Based on our knowledge of the self-management literature, we anticipate heterogeneity amongst the intervention types, components, and outcomes, which will limit pooled analysis. We will also endeavour to evaluate differences in effectiveness related to intervention type, timing of the intervention (both in terms of duration and at which stage in the cancer trajectory the intervention is initiated), and tumour type (solid tumours and haematological malignancies). The risk of bias assessment will provide context for the study findings and support the confidence in the evaluation of the state of the science. Studies determined to be of poor quality will be retained to ensure we have a comprehensive understanding of the range of interventions.
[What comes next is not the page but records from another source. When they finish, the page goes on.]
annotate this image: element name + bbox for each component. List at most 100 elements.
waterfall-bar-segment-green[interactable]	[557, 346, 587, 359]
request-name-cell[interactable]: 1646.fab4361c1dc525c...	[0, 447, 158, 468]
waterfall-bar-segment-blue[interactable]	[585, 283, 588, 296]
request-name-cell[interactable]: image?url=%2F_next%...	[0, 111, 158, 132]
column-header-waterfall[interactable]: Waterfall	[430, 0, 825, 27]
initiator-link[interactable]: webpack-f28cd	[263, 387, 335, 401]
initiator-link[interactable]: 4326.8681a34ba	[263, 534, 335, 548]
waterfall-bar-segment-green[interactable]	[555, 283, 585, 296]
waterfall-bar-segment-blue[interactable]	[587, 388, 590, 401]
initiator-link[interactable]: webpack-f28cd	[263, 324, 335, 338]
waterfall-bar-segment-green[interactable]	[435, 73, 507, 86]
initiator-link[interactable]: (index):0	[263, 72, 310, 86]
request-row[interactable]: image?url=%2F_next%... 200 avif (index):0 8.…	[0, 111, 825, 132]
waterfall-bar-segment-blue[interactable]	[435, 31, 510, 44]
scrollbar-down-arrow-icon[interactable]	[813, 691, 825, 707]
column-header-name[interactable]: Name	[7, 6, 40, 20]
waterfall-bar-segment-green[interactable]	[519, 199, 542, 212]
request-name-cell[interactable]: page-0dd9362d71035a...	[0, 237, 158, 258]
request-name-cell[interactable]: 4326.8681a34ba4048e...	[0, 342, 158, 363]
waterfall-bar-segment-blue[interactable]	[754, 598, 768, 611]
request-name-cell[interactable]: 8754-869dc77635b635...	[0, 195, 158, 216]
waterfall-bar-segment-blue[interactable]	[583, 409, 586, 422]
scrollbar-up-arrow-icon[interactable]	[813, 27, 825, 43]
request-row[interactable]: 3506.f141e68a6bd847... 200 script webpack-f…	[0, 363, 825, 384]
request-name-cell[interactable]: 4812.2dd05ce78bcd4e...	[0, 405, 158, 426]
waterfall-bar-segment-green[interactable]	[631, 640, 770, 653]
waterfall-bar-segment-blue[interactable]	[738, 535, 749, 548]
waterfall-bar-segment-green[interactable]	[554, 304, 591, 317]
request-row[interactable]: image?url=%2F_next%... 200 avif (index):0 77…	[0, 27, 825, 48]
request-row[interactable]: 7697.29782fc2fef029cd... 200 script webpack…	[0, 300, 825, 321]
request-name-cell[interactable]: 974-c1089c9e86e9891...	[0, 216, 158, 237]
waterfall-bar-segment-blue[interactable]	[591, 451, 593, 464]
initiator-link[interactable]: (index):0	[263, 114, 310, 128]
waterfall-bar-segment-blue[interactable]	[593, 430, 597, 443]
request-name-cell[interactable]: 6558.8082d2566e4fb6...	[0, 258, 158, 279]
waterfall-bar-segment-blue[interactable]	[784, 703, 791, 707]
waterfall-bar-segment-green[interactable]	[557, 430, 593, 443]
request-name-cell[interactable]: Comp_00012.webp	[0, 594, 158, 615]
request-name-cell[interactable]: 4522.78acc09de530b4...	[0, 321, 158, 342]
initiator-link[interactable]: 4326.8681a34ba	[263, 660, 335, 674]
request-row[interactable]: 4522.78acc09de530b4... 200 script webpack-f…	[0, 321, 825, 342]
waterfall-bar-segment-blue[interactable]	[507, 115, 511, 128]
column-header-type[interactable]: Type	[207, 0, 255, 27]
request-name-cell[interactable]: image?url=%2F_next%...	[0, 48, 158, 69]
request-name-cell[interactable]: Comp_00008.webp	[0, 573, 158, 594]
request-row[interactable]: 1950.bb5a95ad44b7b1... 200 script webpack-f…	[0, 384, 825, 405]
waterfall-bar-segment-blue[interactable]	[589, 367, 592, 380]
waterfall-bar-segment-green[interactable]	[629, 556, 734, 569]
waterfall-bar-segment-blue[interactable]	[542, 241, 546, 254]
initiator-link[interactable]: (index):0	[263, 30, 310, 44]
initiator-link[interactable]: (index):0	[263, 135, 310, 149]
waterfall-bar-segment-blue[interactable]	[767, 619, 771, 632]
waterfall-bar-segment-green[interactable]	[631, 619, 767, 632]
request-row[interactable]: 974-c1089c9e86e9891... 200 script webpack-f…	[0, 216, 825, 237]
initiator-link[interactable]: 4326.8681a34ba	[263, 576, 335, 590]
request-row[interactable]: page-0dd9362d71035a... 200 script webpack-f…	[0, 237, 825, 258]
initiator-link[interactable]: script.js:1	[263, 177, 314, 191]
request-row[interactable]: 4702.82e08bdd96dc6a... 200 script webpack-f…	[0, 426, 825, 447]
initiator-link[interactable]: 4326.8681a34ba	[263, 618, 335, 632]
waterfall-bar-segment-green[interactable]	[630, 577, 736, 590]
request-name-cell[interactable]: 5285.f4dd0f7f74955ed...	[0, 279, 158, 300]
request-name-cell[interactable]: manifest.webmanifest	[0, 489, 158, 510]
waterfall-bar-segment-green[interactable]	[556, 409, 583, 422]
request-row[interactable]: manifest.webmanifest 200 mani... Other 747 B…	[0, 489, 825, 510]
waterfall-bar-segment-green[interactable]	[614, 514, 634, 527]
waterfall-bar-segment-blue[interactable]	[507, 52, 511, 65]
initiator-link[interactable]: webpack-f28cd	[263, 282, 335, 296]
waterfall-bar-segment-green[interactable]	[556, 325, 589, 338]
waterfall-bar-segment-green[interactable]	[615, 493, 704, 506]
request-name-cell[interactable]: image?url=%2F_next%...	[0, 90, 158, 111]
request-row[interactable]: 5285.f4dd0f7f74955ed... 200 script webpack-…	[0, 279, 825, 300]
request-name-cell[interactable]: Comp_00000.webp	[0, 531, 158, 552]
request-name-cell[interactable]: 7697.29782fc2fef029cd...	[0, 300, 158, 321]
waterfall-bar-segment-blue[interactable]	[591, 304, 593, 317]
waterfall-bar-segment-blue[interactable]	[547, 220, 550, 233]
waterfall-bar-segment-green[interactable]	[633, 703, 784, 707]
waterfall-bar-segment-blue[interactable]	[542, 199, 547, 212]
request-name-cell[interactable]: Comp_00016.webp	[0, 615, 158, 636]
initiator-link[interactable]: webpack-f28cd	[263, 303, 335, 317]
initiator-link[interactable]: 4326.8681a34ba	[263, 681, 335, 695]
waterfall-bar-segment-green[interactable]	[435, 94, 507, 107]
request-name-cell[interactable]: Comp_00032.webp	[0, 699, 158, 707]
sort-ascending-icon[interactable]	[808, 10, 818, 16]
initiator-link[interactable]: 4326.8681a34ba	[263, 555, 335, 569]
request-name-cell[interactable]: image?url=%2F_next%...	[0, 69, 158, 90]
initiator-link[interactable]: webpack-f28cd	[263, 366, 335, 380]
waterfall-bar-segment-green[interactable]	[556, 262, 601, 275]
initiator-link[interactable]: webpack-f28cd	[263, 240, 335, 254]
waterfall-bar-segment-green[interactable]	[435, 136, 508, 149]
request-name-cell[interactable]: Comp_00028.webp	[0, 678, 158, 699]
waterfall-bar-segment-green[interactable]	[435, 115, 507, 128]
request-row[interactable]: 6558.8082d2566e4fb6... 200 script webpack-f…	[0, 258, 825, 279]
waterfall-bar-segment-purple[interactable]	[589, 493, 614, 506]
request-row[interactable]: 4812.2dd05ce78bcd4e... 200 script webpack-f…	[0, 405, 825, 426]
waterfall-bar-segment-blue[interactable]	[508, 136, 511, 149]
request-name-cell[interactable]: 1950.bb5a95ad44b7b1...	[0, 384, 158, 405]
We will use the GRADE (Grading of Recommendations, Assessment, Development and Evaluations) [30] approach to rate the evidence and make a determination of the effectiveness of self-management interventions for older adults with cancer.

Discussion

Screening for this study is ongoing. Assessing the effectiveness of self-management interventions and their effective components for older adults with cancer will add to the knowledge base in geriatric oncology. We anticipate that the results of this systematic review will direct future research and expand the knowledge base regarding self-management interventions for older adults with cancer. This study will inform future research efforts by identifying gaps and strengths in effective self-management interventions targeting the needs of older adults receiving active treatment for cancer.

Our knowledge translation strategy includes presenting at a Canadian dissemination meeting, publishing peer-reviewed outlets, and conference presentations. The dissemination meeting will convene a group of Canadian cancer stakeholders, including patients, clinicians, researchers, and administrators, to establish research priorities for self-management in older adults with cancer. The lead author (KH) will also share these study findings with an advisory group of older adults with cancer to inform future research directions.